Key Takeaway: Price action has a way of changing sentiment, and the recent bout of strength has brought signs of hope. Optimism is on the rise with an uptick in bulls, a rebound in both the II and AAII bull-bear spreads, and an increase in exposure by active equity managers. Yet, bears linger and the drop in put/call ratios is driven by decreasing put activity. This speaks to less of a risk-off tone rather than a definitive sign of risk-on behavior. Though optimism is in the air, it’s going to take further improvements in trend, momentum, and breadth for bears to change their tune in support of a sustained rally.
Sentiment Report Chart of the Week: Breadth Backdrop Improving
Key Takeaway: Investors are identifying with fear and pessimism as bears dominate the surveys. But we have yet to see the type of pessimism that drives market participants to do something about it. The disconnect between what investors are saying and what they are actually doing is evident in the juxtaposition of bearish surveys and elevated stock allocations. This speaks to an underlying confidence that remains unbroken and a lingering optimism susceptible to further unwind. Combined this with lackluster breadth readings, our global trend indicators nearing new lows, and a general lack of risk appetite and it’s difficult to claim the unwind in sentiment is complete.

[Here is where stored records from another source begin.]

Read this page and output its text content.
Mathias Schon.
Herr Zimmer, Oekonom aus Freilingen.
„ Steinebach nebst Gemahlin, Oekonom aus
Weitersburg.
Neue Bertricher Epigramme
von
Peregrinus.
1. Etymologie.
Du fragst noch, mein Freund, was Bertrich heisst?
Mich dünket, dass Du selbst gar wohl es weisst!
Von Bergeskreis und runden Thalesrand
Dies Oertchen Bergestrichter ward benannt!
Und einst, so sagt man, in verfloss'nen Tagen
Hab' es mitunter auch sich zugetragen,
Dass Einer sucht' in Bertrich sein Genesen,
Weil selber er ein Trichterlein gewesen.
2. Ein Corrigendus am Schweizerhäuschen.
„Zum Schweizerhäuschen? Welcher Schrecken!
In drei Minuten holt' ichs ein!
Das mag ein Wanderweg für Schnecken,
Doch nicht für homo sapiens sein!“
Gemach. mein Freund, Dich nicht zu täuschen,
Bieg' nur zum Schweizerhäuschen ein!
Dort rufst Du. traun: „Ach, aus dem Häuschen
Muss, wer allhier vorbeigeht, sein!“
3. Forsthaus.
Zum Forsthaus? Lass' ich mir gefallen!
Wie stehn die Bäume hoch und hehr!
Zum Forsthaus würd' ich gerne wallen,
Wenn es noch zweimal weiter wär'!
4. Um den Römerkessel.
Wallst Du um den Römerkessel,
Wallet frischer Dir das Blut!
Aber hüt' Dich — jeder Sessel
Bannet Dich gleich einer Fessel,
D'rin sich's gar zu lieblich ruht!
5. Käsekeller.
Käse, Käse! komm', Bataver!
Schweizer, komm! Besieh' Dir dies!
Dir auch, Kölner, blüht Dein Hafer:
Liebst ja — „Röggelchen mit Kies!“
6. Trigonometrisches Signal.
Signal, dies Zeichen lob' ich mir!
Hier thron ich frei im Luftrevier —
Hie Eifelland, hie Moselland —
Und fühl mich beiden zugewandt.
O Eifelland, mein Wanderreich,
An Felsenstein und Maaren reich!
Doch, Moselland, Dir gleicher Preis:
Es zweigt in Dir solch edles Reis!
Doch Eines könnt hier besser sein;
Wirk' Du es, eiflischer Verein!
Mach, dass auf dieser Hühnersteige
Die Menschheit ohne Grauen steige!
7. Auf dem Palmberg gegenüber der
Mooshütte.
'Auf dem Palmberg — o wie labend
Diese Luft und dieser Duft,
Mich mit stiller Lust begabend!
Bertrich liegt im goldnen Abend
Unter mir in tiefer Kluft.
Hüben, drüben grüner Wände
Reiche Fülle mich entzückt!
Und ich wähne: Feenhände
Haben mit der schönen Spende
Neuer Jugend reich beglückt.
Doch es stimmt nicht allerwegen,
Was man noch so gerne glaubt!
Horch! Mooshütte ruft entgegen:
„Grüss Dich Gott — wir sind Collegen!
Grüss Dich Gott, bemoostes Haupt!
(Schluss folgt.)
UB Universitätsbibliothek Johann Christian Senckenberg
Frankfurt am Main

Sentiment Report Chart of the Week: Unwind Complete When Appetite Returns
Key Takeaway: There is abundant focus on weekly and monthly surveys showing evidence of investor pessimism with regard to equities. This is at odds with the strategic positioning indicators showing that stocks are expensive and households are historically over-exposed to equities (relative to bonds, but also relative to bonds plus cash). The last two times that II bears exceeded bulls (in 2019 and 2020), household asset allocation data showed only 53% exposure to equities. As of the end of 2021, it was at 62%, an all-time high. So while investors may be identifying themselves as bearish, there is little evidence that investable cash is on the sidelines. With the Fed now raising rates and the market re-considering valuation levels, this lack of available firepower could weigh on equities. Whether today’s pessimism represents a cyclical extreme remains to be seen.
Key Takeaway: Put/call ratios are high, there are more bulls than bears on both the AAII and II surveys (a rarity over the past decade) and active investment managers have slashed equity exposure. If the conditions that have been in place since the Financial Crisis lows (which occurred this week in 2009) are still in place, it is hard to argue that sentiment is not a meaningful tailwind for equities and is fuel for a rally. Two cautions: Sentiment is a condition, but rarely a catalyst. This means price action needs to improve to bring bulls back on board. But more significantly, there is still evidence that the speculative unwind that began last year is still ongoing and strategic positioning indicators show little improvement that would indicate longer-term risks are subsiding. Those get exacerbated as the Fed starts to raise interest rates and withdraw liquidity.